The Coomb volcanic formation occupies much of the south-west of the Wrekin terrane and its associated inliers. The sequence is the most recent suite of Neoproterozoic rocks identified in southern Britain. The formation consists of over 1000 m of sediments deposited in a subaqueous environment (in contrast to the subaerial Uriconian). Explosive ash-flow tuffs mark the initial phase of deposition followed by rhyolite flows and domes. Bimodal deposition followed with lavas, minor intrusions, ash-flows and volcaniclastic rocks with some ash-flows exhibiting Ediacaran body fossils. The geochemistry notes that fractional crystallisation process within the magma chamber links the lavas with the tuffs and gives intra-plate as well as subduction geochemical signatures.

===Warren House formation===

The Malvern Hills represent another depositional environment for late Neoproterozoic sedimentation with the Warren House Formation being in thrust contact with the Malvern complex. The Warren House Formation is composed of pillow basalts, intermediate lavas, altered rhyolites and welded and non-welded acid tuffs with evidence to suggest that they are linked via fractional crystallisation. U-Pb zircon dating gives an age of 566 Ma+/-2 Ma.
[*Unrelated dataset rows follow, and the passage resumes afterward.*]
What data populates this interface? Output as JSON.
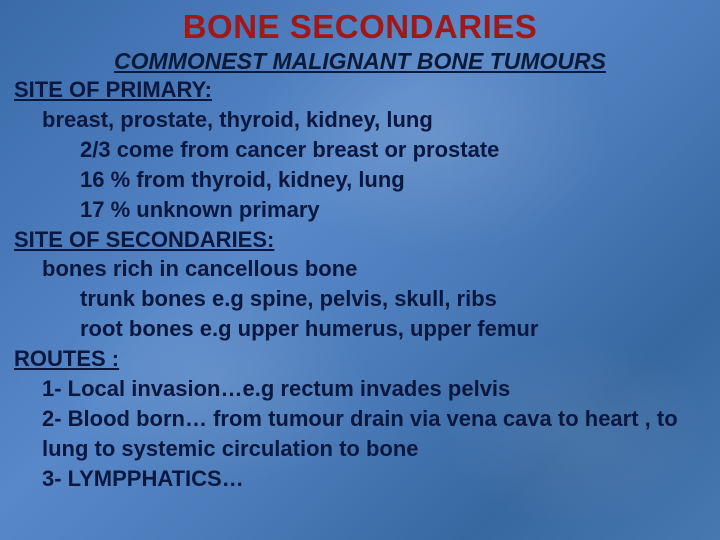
{
  "colors": {
    "title": "#a01818",
    "subtitle": "#0a1a3a",
    "heading": "#0a1840",
    "body": "#0a1840"
  },
  "typography": {
    "title_fontsize": 33,
    "subtitle_fontsize": 23,
    "heading_fontsize": 22,
    "body_fontsize": 22,
    "line_height": 1.36,
    "font_family": "Verdana, Geneva, sans-serif"
  },
  "title": "BONE SECONDARIES",
  "subtitle": "COMMONEST MALIGNANT BONE TUMOURS",
  "sections": [
    {
      "heading": "SITE OF PRIMARY:",
      "lines": [
        {
          "text": "breast, prostate, thyroid, kidney, lung",
          "indent": 1
        },
        {
          "text": "2/3  come from cancer breast or prostate",
          "indent": 2
        },
        {
          "text": "16 %  from thyroid, kidney, lung",
          "indent": 2
        },
        {
          "text": "17 % unknown primary",
          "indent": 2
        }
      ]
    },
    {
      "heading": "SITE OF SECONDARIES:",
      "lines": [
        {
          "text": "bones rich in cancellous bone",
          "indent": 1
        },
        {
          "text": "trunk bones e.g spine, pelvis, skull, ribs",
          "indent": 2
        },
        {
          "text": "root bones e.g upper humerus, upper femur",
          "indent": 2
        }
      ]
    },
    {
      "heading": "ROUTES :",
      "lines": [
        {
          "text": "1- Local invasion…e.g rectum invades pelvis",
          "indent": 1
        },
        {
          "text": "2- Blood born… from tumour drain via vena cava to heart , to lung to systemic  circulation to bone",
          "indent": 1
        },
        {
          "text": "3- LYMPPHATICS…",
          "indent": 1
        }
      ]
    }
  ]
}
The geochemical signature from this sequence is contrasting to that of the rest of the Wrekin Terrane being of a volcanic arc formed on oceanic or on thin, immature continental crust.

===Longmyndian supergroup===

The supergroup consists of c.6000 m of sedimentary rocks with varying facies from basinal and distal turbidite to deltaic and fluviatile successions which exhibits a generally regressive sequence. The Longmyndian is separated into two main depositionally distinguishable units: the Stretton Group and the Wentnor Group. The succession is geographically positioned between the Pontesford–Linley fault system and the Church Stretton fault system which has been folded, possibly during the late Neoproterozoic, and is inferred to gently plunge to the south. The succession is predominantly siliciclastic but with minor intrusions noted. A basal age (from a bentonite horizon) of the Stretton Group is given as 555.9 Ma+/-3.5 Ma.

===Palaeontology===

The Wrekin terrane contains abundant evidence of Ediacara fauna which include the body fossil taxa Beltanelliformis brunsae and B. minutae. The body fossil Arumberia is also noted to be present in the Lightspout Formation of the Stretton Group.